The reports out of the WGC-HSBC Champions that Keegan Bradley and Ernie Els might consider legal action  if golf's governing bodies ban long putters prompted fellow PGA Tour player Arron Oberholser to chime in on Twitter.
In China, Bradley said that he would have the backing of many of his peers in fighting a ban.
"I think we all would be together on this," said Bradley. "We're all in the same boat."
Apparently, though, Oberholser hasn't boarded that ship just yet.
"The guys threatening to sue if anchoring is banned are not helping their case. Seems to me they're admitting [it's] an advantage for them," he tweeted on Friday. "Guys I've talked to that have gone from conventional to anchoring say [it's] an advantage, especially short putts. 'Improves the motion'."

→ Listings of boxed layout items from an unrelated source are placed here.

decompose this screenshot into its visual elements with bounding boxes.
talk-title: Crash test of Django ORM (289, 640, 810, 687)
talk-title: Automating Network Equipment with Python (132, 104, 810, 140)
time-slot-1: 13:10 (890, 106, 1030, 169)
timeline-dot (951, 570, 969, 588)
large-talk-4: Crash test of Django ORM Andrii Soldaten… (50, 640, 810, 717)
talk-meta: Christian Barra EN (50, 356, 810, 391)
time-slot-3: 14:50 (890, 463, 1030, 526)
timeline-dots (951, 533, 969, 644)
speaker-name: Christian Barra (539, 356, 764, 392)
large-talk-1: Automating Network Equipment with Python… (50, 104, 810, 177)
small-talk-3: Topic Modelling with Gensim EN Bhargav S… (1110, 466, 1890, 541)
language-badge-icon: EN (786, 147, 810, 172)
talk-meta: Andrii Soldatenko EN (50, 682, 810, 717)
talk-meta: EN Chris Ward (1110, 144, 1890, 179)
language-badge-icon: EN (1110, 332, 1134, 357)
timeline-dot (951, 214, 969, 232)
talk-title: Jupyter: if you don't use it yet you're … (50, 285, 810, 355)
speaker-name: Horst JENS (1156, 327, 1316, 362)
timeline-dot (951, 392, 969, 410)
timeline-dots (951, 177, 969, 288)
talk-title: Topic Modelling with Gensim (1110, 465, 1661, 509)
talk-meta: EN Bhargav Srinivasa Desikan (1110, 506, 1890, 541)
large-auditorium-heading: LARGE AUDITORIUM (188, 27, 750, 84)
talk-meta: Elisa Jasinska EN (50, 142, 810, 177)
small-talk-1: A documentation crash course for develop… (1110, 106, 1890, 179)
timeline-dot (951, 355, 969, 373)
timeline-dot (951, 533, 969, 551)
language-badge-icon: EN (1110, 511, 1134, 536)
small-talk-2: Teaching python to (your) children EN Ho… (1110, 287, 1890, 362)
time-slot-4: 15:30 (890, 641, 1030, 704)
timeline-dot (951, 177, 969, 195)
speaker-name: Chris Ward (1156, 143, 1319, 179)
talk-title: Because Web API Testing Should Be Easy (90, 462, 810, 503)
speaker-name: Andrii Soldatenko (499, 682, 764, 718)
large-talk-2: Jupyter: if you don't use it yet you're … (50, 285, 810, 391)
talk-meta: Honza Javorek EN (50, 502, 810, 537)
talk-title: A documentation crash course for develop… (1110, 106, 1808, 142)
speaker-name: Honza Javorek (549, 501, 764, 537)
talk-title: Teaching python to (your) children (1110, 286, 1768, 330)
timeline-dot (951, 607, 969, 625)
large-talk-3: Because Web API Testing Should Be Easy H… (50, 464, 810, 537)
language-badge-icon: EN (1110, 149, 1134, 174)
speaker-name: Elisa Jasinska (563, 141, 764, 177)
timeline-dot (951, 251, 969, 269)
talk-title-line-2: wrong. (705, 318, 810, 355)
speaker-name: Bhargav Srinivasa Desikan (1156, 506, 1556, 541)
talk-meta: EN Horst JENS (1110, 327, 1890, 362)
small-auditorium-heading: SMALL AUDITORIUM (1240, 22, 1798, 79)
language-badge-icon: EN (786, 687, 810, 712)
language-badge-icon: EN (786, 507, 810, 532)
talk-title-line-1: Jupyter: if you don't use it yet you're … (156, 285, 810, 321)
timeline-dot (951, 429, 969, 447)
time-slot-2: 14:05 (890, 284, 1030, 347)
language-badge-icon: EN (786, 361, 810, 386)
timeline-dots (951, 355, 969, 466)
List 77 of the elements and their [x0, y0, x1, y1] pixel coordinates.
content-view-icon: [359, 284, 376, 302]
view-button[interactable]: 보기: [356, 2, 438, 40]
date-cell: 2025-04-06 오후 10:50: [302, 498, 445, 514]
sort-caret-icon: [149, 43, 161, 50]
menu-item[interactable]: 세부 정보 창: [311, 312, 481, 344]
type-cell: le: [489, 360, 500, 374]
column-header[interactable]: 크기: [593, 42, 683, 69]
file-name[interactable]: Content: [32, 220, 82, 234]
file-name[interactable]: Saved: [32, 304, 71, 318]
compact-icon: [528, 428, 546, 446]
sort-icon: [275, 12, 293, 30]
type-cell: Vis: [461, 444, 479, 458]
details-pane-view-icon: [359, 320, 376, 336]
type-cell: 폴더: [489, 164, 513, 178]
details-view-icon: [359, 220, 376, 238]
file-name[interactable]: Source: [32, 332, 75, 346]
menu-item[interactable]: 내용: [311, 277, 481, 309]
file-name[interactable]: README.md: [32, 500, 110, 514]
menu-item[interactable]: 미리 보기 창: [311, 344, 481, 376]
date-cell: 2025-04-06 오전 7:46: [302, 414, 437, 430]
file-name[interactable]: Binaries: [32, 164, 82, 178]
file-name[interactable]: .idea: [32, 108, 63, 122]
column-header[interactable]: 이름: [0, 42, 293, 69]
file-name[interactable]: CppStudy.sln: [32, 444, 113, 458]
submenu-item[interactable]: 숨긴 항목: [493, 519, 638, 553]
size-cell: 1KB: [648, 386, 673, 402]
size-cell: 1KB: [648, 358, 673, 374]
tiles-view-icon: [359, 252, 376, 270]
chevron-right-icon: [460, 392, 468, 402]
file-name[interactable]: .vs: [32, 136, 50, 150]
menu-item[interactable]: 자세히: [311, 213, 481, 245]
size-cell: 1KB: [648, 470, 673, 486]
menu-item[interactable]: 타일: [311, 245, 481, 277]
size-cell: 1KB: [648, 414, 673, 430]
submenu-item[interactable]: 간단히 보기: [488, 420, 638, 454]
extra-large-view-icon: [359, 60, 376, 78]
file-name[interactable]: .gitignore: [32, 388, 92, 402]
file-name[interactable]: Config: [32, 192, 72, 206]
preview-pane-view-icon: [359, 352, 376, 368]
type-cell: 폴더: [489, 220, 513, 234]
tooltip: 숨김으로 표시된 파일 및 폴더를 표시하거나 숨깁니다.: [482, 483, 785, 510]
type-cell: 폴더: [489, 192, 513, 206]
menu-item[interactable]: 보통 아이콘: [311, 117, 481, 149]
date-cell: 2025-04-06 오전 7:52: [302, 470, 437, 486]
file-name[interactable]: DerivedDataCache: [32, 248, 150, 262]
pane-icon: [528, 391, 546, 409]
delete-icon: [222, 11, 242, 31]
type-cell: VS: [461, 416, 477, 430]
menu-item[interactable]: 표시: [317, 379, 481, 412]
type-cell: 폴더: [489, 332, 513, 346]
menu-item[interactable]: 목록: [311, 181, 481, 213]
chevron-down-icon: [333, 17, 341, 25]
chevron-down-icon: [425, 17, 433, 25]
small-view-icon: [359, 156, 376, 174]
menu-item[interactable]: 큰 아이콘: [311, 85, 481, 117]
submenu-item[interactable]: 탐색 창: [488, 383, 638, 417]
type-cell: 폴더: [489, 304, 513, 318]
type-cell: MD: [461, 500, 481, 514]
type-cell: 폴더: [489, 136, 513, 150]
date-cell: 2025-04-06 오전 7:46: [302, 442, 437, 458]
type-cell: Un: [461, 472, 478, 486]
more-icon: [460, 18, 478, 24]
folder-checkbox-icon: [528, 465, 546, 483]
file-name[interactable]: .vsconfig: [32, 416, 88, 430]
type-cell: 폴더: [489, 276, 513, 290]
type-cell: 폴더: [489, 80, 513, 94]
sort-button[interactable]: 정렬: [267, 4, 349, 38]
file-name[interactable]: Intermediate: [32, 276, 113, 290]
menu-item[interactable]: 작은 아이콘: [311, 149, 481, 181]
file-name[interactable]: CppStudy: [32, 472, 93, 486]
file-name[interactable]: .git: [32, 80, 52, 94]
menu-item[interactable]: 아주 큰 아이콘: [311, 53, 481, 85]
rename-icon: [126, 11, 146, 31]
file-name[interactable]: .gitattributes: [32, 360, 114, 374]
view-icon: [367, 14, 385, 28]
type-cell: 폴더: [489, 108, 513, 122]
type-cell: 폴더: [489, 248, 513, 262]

Oberholser, like the rest of us, is curious as to exactly how a ruling from the U.S. Golf Association and the R&A would be phrased.
"I think they will mention the word 'Torso'," Oberholser tweeted. "Another option would be to limit the length of a putter."
Limiting putter length is a notion that Tiger Woods endorsed earlier this year. There's been no real indication whether or not that would be part of any decision.
Oberholser also tossed out a nugget that I hadn't heard, and haven't confirmed.
"One of real reasons for the talk of banning anchoring; I heard more than 50% of the players at the USGA Junior Amateur had one in play," he tweeted.
After his comments had floated about the Twitterverse for a bit, Oberholser got a response from a fellow tweeter, who said to him "Then fix the ball."
That, replied Oberholser, "will be fixed after the putter, or so a little birdie told me."
Oberholser then added that he would love to have a standard ball.
"Same for everyone. Let us 'figure it out, '" he tweeted. "Pretty much had one in the wound ball [which was widely used by top players before the advent of the current solid-construction balls]. The cream rose to top."